If our children learn that saying, “I forgive you” is all that forgiveness is, they are deceived. Though forgiveness is a freeing action it can be extremely difficult. Oh sure, a kick from a brother, a small white lie, one sibling taking something without asking… these aren’t major heartaches.
Some things can be forgiven quickly and there is no need to dwell on it. Still, a child must engage with what’s happened and then choose to release that person. That is forgiveness. But they won’t do that if your house rule puts them on the spot to respond to the “guilty” sibling with “I forgive you.”
Forgiveness is a gift.
Forgiveness is a must for us, for our own benefit and well-being. But, to the person who receives the forgiveness, it’s a gift.
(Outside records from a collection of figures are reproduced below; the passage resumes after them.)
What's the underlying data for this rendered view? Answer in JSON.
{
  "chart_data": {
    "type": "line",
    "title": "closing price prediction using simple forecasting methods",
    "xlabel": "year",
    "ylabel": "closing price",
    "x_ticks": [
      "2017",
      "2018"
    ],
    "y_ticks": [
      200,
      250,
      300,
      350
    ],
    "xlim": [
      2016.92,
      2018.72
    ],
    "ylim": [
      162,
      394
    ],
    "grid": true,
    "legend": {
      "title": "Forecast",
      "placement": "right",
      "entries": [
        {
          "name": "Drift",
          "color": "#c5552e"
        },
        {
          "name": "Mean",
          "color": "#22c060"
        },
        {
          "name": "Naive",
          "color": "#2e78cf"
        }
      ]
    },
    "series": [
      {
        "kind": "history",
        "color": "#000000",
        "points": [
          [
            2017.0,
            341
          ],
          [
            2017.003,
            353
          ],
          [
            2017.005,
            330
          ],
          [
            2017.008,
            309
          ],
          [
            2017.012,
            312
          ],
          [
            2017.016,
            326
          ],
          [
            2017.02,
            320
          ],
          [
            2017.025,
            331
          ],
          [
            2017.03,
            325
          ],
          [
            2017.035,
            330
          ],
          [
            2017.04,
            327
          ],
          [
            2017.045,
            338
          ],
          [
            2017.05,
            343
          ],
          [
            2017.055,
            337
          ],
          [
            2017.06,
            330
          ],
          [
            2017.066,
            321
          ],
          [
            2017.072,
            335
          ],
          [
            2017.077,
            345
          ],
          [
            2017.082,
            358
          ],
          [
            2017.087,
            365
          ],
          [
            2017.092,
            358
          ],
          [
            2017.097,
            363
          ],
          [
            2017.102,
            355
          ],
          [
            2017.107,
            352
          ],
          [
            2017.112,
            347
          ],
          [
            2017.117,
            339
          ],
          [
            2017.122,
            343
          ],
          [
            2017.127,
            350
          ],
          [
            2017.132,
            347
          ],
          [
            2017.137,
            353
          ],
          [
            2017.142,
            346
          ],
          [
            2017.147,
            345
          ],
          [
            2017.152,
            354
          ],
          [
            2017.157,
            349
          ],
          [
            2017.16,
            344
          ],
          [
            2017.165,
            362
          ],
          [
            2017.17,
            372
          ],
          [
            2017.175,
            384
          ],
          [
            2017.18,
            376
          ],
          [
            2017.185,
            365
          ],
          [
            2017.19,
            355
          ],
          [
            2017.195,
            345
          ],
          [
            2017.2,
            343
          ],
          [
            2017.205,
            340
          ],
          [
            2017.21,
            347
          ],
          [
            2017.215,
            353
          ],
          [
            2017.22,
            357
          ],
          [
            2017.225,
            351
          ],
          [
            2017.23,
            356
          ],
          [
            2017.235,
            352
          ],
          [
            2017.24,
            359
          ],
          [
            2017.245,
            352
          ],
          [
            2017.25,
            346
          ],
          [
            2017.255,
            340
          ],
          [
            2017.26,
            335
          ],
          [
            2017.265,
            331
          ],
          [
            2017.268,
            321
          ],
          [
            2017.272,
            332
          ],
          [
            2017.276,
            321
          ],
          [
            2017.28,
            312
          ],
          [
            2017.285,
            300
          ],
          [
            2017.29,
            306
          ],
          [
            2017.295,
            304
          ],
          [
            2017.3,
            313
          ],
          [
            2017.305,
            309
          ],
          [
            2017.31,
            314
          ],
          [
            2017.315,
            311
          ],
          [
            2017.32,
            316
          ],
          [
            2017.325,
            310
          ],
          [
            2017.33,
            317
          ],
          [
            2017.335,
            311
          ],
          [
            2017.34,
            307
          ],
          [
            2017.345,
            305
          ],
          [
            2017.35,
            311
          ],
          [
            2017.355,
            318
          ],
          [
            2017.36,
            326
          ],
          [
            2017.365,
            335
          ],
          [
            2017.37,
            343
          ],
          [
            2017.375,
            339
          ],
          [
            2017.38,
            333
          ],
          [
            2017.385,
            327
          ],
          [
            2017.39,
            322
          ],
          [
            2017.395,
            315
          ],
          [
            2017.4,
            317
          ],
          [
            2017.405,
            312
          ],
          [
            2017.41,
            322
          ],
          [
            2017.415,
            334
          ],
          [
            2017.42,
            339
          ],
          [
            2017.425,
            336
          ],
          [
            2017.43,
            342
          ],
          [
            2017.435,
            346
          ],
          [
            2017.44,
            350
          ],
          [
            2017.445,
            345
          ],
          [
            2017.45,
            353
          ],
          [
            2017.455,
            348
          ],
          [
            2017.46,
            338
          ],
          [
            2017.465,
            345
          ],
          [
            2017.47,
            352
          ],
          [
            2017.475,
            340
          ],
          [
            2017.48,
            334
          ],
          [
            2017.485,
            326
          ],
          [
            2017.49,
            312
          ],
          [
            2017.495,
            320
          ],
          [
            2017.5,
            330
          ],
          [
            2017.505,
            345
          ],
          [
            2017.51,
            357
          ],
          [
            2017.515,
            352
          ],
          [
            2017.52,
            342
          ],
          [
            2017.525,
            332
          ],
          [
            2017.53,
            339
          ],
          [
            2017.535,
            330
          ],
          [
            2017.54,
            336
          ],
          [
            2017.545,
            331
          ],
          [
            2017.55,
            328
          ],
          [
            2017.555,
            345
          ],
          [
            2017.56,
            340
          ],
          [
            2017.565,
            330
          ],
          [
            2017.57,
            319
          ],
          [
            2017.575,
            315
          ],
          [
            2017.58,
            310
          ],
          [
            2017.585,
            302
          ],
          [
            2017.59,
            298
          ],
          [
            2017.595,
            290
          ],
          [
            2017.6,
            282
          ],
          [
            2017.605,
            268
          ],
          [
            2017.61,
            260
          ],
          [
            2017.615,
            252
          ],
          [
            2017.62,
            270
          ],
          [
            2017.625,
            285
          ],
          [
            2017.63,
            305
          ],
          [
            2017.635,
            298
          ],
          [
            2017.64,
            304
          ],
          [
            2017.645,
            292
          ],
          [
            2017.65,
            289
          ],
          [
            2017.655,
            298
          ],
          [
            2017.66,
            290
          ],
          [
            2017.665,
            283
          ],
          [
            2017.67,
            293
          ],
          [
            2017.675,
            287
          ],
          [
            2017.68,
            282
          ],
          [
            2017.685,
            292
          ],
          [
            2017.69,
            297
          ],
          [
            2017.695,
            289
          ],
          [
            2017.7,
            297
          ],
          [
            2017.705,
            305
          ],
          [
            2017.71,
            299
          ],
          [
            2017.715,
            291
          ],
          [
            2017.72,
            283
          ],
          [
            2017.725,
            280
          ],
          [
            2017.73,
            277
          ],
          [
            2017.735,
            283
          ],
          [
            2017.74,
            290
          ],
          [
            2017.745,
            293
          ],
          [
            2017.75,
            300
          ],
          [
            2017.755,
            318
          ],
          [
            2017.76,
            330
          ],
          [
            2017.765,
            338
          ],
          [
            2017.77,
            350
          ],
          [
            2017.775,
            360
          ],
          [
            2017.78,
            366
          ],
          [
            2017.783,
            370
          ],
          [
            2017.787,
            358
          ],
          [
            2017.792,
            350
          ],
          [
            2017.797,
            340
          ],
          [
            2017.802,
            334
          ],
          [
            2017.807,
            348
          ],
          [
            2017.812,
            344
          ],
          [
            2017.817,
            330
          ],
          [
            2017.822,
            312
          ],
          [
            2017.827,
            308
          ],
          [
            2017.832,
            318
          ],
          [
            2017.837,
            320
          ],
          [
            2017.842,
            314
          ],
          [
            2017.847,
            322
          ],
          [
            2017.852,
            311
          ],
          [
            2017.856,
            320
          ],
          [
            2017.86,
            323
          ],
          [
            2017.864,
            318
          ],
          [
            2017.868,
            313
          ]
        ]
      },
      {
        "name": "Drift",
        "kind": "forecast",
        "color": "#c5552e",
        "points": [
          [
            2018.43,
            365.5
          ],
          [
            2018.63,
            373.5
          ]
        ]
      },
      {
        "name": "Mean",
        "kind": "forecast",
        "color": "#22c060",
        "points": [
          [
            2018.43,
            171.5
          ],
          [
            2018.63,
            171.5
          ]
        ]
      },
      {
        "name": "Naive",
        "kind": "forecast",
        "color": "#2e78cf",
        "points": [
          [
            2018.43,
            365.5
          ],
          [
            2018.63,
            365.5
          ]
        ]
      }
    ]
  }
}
Would you go up to another person and say, “Excuse me, I just drove your bike into a wall for fun. Will you hurry up and fix it so I can ride it again?”
No, no you wouldn’t. Why? Because you don’t hurt someone else and then ask for a favor. When you hurt someone you apologize with a humble heart and work to repair that relationship.
Instead of going up to them and asking, “Will you forgive me?” a better question would be, “What can I do to mend this?”
What forgiveness should look like.
In the situation above, I would hope it played out like this. Jamie was able to take the time needed to work through her feelings. It hurt to be publicly ridiculed. It was embarrassing to be called names, and humiliating that her own brother would laugh instead of telling them to stop.
As her mother I would encourage her to process her feelings with the goal of forgiveness and reconciliation. I would allow John to feel the weight of his poor choices, and have him seek to repair and restore their relationship, but I would not undermine Jamie’s pain by thinking it will all be over with a “will you forgive me?” on the same night it happened.
I want to teach my children to forgive from their heart and to let go of grudges. Bitterness, resentment, and unforgiveness are poisons to the soul. I also want to teach my children that hurting others has real consequences and that forgiveness is not always meted out as we would like.
In fact, some people may never extend that gift to you. Even if you ask nicely.
And at the bottom of all this… I want my children to draw a parallel to God and the forgiveness He offers us. We aren’t forgiven because we have good manners. We aren’t forgiven because we deserve it. We are forgiven in spite of the fact that we don’t deserve it.
A humble heart offers an apology without expecting anything in return.
A forgiving heart releases the other from wrongdoing, whether or they ask or not.